W miniony wtorek pokrzywdzony mężczyzna umówił się w Jeleniej Górze z 39-latkiem, aby sfinalizować ustaloną wcześniej transakcję. Niedoszły sprzedawca złota przyjechał renault laguną w towarzystwie zamaskowanych mężczyzn, którzy mieli na ubraniach napis „policja”. Kiedy kupiec wsiadł do auta, został pobity i okradziony z 25 tysięcy złotych.
O fakcie powiadomił policję, a jeleniogórska drogówka wszczęła pościg za uciekającymi laguną rabusiami. Ci na sygnały do zatrzymania się, przyspieszyli. W jednej z miejscowości powiatu jaworskiego wjechali w polną drogę, porzucili auto i chcieli pieszo oddalić się w kierunku lasu.

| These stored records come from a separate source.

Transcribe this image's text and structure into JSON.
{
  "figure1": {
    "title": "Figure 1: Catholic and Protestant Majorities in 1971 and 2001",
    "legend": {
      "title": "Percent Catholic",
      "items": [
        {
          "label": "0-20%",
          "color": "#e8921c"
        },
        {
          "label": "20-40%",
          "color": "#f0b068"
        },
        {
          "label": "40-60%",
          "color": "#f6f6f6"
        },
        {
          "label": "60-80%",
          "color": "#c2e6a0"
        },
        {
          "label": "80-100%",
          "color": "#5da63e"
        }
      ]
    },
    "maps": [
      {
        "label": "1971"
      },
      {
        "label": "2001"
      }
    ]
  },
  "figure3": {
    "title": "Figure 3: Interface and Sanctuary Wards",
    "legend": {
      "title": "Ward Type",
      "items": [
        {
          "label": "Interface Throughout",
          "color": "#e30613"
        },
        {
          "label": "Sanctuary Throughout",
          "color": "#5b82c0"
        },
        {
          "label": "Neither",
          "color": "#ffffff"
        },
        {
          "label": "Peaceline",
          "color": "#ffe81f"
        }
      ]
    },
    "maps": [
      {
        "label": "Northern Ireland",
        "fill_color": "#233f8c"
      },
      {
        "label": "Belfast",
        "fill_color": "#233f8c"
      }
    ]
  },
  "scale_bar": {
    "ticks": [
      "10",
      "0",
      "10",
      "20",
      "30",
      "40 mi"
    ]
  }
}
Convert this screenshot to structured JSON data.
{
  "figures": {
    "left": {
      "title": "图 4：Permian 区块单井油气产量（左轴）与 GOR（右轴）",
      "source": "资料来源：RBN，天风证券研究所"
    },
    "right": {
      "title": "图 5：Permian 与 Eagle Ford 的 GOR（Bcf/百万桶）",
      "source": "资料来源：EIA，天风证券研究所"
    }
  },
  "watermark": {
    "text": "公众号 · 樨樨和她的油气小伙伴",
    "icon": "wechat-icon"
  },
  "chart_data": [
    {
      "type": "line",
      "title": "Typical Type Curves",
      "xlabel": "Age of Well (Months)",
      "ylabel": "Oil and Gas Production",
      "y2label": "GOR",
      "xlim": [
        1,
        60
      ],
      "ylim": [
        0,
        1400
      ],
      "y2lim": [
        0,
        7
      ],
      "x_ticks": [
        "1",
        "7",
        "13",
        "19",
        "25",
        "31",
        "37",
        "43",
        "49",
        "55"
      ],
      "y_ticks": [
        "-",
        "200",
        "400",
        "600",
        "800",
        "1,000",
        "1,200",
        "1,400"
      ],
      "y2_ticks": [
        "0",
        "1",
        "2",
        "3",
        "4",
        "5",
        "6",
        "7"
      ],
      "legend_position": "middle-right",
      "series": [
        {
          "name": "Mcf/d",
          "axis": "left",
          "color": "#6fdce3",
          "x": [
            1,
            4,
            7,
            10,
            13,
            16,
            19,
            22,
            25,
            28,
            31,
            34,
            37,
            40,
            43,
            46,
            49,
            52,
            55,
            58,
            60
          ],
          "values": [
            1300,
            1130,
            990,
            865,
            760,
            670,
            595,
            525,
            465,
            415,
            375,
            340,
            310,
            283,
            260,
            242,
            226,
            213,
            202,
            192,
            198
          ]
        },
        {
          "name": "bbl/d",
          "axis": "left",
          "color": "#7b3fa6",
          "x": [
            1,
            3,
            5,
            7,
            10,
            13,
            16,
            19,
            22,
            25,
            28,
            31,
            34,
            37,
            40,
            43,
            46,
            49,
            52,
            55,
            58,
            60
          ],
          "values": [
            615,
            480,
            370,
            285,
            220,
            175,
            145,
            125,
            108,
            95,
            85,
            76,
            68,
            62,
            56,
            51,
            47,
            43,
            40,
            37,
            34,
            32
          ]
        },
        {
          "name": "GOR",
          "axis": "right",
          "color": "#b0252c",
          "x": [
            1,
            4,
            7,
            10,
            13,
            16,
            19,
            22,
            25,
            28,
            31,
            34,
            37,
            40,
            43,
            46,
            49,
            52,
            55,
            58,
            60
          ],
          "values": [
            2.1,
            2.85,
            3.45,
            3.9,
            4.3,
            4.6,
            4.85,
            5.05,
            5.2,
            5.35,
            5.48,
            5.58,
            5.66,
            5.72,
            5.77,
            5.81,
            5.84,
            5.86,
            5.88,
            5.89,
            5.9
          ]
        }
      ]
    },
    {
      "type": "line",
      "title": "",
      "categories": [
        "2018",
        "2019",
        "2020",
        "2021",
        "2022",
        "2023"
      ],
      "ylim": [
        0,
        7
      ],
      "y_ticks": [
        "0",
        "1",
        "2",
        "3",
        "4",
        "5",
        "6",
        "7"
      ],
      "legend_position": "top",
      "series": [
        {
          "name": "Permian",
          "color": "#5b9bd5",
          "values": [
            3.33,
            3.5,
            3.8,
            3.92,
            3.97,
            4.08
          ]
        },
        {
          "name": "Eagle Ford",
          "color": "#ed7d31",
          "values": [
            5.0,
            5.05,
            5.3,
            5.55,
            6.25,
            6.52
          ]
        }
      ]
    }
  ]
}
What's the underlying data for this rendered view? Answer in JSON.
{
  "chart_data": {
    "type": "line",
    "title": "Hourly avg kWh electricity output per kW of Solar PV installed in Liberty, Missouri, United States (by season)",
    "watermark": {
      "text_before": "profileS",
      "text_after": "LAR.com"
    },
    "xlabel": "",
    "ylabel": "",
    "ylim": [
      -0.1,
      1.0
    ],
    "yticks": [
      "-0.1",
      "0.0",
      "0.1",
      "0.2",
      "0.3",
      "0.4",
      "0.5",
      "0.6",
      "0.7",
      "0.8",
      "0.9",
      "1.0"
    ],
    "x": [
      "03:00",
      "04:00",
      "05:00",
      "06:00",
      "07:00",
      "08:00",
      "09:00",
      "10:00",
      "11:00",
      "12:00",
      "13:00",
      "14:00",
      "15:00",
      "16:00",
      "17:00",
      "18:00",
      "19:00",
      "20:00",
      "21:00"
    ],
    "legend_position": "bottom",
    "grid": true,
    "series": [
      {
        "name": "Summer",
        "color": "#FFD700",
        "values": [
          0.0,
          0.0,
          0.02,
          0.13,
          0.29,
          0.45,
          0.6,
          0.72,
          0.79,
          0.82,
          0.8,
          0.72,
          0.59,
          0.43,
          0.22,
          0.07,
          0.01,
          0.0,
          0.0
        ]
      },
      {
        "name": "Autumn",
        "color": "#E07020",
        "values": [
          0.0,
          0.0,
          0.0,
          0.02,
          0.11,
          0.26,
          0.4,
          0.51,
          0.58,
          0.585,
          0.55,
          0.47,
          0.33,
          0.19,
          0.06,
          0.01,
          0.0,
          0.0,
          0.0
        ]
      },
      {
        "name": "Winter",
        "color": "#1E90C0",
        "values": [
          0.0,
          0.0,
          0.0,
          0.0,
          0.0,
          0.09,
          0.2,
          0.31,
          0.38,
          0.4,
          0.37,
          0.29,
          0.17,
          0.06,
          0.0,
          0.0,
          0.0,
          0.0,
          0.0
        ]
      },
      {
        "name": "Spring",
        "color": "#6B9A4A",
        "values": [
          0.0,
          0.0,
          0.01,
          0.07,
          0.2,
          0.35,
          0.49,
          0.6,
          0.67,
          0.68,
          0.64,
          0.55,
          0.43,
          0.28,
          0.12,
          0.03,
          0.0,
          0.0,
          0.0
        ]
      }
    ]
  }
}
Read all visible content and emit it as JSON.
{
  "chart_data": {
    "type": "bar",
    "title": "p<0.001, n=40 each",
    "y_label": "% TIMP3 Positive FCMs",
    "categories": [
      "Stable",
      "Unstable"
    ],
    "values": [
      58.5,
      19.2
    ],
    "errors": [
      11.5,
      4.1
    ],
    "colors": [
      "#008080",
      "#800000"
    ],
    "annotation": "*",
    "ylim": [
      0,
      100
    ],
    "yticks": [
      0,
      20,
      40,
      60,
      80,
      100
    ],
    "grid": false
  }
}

Dwóch sprawców ujęto po tym, jak policja oddała strzały ostrzegawcze. – Trzeciego, który ukrył się za snopkiem siana, schwytali policjanci z Jawora, którzy wraz z psem tropiącym wzięli udział w akcji – poinformowała podinspektor Edyta Bagrowska z Komendy Miejskiej Policji w Jeleniej Górze.
Sprawcy, 56-letni mieszkaniec Raciborza i dwóch jeleniogórzan w wieku 30 i 39 lat, odpowiedzą za rozbój. Samochód, którym się poruszali, należał do raciborzanina, jednak miał zamontowane fikcyjne numery rejestracyjne.